Jugement «courageux» pour les uns, «grave» pour les autres, il est en tout cas déjà extrêmement controversé et «devrait être difficile à digérer en Norvège et à l'étranger», constate l'éditorialiste du quotidien Aftenposten Harald Stanghelle, qui observe que la juge Helen Andenaes Sekulic n'a pas tenu compte du statut exceptionnel du plaignant. L'enjeu était particulièrement important pour la Norvège, qui avait été saluée à l'étranger pour la dignité avec laquelle elle avait conduit le procès du tueur en 2012. Dans un jugement de 37 pages, la magistrate constate que «l'interdiction des traitements inhumains et dégradants représente une valeur fondamentale dans une société démocratique» et que ce principe «s'applique dans n'importe quelle circonstance - y compris dans le traitement des terroristes et des meurtriers». Breivik a beau être «une personne dangereuse, qui va probablement passer le reste de sa vie en prison», la juge estime qu'un «seuil de gravité a été dépassé» dans le régime d'incarcération qui lui est réservé.

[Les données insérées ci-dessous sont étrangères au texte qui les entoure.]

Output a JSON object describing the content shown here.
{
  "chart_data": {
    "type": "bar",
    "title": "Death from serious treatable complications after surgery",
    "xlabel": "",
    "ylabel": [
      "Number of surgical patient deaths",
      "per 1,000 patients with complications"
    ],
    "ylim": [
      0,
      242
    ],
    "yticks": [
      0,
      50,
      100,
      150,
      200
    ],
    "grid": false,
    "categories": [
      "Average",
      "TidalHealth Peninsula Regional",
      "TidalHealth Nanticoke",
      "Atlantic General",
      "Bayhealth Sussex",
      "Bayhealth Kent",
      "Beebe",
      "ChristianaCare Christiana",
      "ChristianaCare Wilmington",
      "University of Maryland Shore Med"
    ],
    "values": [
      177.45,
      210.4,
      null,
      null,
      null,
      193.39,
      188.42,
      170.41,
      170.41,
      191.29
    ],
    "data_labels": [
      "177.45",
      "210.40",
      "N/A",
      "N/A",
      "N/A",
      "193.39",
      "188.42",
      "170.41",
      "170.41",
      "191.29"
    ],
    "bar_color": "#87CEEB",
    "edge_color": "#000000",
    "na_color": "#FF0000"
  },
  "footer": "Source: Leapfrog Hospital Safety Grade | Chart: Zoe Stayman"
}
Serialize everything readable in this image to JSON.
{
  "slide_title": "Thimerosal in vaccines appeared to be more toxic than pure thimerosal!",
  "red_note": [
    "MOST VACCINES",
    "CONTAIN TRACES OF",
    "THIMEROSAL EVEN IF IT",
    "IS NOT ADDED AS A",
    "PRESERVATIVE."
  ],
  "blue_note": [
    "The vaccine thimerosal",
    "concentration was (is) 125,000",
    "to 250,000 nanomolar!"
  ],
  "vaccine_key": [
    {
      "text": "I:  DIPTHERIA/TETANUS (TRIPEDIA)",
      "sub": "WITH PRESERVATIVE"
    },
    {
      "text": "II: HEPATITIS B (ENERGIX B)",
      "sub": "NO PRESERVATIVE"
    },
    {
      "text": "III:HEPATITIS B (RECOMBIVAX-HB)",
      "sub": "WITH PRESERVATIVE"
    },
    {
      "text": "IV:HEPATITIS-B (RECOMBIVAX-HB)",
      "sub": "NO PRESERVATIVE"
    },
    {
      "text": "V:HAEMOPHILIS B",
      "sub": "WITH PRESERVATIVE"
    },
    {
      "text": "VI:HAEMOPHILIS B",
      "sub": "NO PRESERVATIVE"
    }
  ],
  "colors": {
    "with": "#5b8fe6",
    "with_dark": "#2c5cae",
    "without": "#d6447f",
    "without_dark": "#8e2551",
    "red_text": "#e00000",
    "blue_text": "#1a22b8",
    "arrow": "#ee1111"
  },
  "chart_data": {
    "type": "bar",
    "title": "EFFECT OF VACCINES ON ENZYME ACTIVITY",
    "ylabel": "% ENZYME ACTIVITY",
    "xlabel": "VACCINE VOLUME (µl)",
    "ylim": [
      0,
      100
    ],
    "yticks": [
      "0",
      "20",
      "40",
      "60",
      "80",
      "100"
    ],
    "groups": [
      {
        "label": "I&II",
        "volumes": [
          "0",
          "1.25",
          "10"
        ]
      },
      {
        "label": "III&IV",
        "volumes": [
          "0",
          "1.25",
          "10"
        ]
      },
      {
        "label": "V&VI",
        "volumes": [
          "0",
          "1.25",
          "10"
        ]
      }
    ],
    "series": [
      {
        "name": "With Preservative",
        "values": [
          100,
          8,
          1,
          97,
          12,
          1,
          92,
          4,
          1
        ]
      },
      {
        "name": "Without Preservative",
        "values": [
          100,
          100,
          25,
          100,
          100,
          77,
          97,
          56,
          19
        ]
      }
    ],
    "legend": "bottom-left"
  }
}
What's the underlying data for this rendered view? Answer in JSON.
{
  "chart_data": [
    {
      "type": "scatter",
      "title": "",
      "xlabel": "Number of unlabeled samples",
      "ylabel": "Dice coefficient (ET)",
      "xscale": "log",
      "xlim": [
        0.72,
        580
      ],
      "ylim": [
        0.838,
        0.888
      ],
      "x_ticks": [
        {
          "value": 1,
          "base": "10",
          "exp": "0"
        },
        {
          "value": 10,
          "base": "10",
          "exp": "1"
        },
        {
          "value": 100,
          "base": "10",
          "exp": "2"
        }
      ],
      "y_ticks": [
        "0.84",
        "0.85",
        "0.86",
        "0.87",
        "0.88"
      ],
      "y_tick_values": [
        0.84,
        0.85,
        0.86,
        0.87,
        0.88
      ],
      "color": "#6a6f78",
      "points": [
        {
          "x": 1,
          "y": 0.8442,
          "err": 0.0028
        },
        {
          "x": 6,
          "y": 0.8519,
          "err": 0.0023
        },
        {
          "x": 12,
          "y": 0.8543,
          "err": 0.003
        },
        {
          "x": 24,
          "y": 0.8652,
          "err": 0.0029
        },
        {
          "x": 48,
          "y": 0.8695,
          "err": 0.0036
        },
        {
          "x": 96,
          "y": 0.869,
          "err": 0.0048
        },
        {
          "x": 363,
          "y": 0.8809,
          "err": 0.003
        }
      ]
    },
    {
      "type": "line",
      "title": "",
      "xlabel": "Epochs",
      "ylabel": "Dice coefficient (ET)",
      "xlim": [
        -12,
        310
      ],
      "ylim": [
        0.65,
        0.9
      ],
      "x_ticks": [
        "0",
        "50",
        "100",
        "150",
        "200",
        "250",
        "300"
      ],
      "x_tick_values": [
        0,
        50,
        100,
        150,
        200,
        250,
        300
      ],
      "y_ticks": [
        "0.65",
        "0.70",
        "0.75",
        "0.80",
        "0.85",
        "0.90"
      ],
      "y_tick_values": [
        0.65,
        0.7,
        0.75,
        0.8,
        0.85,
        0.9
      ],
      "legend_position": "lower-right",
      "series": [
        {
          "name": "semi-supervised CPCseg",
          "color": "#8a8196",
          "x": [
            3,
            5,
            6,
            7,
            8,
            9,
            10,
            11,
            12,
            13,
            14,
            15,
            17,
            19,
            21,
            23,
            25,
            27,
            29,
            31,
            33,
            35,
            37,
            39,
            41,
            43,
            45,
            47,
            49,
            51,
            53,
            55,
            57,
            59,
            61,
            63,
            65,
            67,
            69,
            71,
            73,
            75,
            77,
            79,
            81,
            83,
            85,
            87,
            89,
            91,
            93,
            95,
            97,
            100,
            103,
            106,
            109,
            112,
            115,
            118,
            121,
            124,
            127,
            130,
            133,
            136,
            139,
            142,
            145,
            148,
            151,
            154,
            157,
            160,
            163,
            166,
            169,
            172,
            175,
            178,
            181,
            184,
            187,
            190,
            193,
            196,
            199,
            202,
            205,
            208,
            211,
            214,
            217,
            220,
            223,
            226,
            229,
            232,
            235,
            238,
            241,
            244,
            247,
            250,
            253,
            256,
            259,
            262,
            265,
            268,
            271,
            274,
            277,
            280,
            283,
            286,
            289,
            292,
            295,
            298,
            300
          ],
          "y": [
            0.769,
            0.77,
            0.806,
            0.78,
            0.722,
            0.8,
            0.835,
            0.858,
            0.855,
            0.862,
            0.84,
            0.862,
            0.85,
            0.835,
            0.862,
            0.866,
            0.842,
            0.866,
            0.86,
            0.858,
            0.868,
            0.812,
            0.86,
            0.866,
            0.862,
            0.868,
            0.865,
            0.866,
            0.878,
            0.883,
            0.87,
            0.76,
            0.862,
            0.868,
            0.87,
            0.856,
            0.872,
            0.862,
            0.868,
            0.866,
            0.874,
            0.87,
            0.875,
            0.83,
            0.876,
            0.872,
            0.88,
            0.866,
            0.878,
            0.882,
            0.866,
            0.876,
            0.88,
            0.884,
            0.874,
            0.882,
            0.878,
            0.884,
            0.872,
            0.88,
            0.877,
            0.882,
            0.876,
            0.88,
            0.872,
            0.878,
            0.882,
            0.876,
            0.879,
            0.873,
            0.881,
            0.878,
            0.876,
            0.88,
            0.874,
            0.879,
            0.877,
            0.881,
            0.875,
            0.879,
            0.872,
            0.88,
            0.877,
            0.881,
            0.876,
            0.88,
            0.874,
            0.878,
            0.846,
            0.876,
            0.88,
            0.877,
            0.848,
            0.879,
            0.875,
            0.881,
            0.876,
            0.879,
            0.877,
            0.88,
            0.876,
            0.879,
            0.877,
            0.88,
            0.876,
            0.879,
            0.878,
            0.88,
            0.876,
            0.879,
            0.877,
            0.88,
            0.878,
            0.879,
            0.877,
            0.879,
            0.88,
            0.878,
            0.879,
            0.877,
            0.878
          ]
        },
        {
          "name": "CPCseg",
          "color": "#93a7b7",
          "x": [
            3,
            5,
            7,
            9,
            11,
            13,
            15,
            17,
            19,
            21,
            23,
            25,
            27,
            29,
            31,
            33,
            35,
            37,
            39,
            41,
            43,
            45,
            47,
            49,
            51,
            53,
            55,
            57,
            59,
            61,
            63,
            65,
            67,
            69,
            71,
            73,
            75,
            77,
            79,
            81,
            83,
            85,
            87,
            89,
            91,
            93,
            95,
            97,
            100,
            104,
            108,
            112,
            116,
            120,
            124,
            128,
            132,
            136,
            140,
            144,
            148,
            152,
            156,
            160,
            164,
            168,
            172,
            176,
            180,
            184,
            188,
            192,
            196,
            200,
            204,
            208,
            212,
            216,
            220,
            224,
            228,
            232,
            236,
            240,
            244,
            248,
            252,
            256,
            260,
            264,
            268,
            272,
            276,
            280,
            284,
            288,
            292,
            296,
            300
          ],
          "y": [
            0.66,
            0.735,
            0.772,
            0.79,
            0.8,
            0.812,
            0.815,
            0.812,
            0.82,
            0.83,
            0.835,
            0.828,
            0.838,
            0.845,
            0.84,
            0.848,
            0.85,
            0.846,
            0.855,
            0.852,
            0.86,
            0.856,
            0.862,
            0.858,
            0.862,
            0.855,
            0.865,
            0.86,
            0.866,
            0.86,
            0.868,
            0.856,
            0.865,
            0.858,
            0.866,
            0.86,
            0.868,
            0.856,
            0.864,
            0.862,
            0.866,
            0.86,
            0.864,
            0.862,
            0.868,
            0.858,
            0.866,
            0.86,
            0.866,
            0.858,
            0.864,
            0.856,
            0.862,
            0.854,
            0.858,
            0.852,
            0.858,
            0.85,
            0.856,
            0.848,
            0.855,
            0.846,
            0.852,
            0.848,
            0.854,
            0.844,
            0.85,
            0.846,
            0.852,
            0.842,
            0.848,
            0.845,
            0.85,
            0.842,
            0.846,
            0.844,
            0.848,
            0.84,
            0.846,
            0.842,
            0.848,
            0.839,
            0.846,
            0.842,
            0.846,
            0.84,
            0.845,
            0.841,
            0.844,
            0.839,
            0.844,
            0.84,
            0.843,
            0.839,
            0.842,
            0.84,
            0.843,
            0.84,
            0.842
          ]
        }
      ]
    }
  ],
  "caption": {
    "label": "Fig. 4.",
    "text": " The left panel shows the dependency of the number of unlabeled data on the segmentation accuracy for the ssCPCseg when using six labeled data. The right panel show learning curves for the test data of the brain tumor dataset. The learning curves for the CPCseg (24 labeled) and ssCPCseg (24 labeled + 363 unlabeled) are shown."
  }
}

Elle met en cause notamment les longues périodes d'isolement, qui ont pu avoir des effets sur la santé mentale du détenu et constituent une violation de l'article 3 de la Convention européenne des droits de l'homme. Condamné à la peine maximale de vingt et un ans de prison en juin 2012, Breivik, qui revendique depuis 2014 son «allégeance au national-socialisme», est incarcéré à la prison de haute sécurité de Skien, à une centaine de kilomètres d'Oslo. Pendant le procès, qui s'est tenu mi-mars dans le gymnase de l'établissement pénitentiaire, son avocat, Oystein Storrvik, avait fait valoir que le terroriste passait entre vingt-deux et vingt-trois heures par jour à l'isolement, était soumis à des fouilles corporelles jusqu'à quatre fois par jour et avait été menotté plus de 3 000 fois depuis son arrestation. Le taxant de «poseur narcissique», la défense avait rétorqué qu'il disposait, pour son confort, de trois cellules, d'une télévision, d'un ordinateur (non connecté à Internet) et même d'une console de jeux.
Anders Behring Breivik dénonçait aussi la «violation de sa vie privée et familiale», se plaignant de voir ses communications vers l'extérieur limitées. Sur ce point, sa plainte a été déboutée, le tribunal arguant qu'il disposait d'«une forme de statut héroïque dans certains milieux d'extrême droite» et que les restrictions étaient justifiées. Les associations de proches des victimes avaient encouragé les Norvégiens à ne pas suivre le procès, pour priver Breivik de l'attention qu'il recherchait.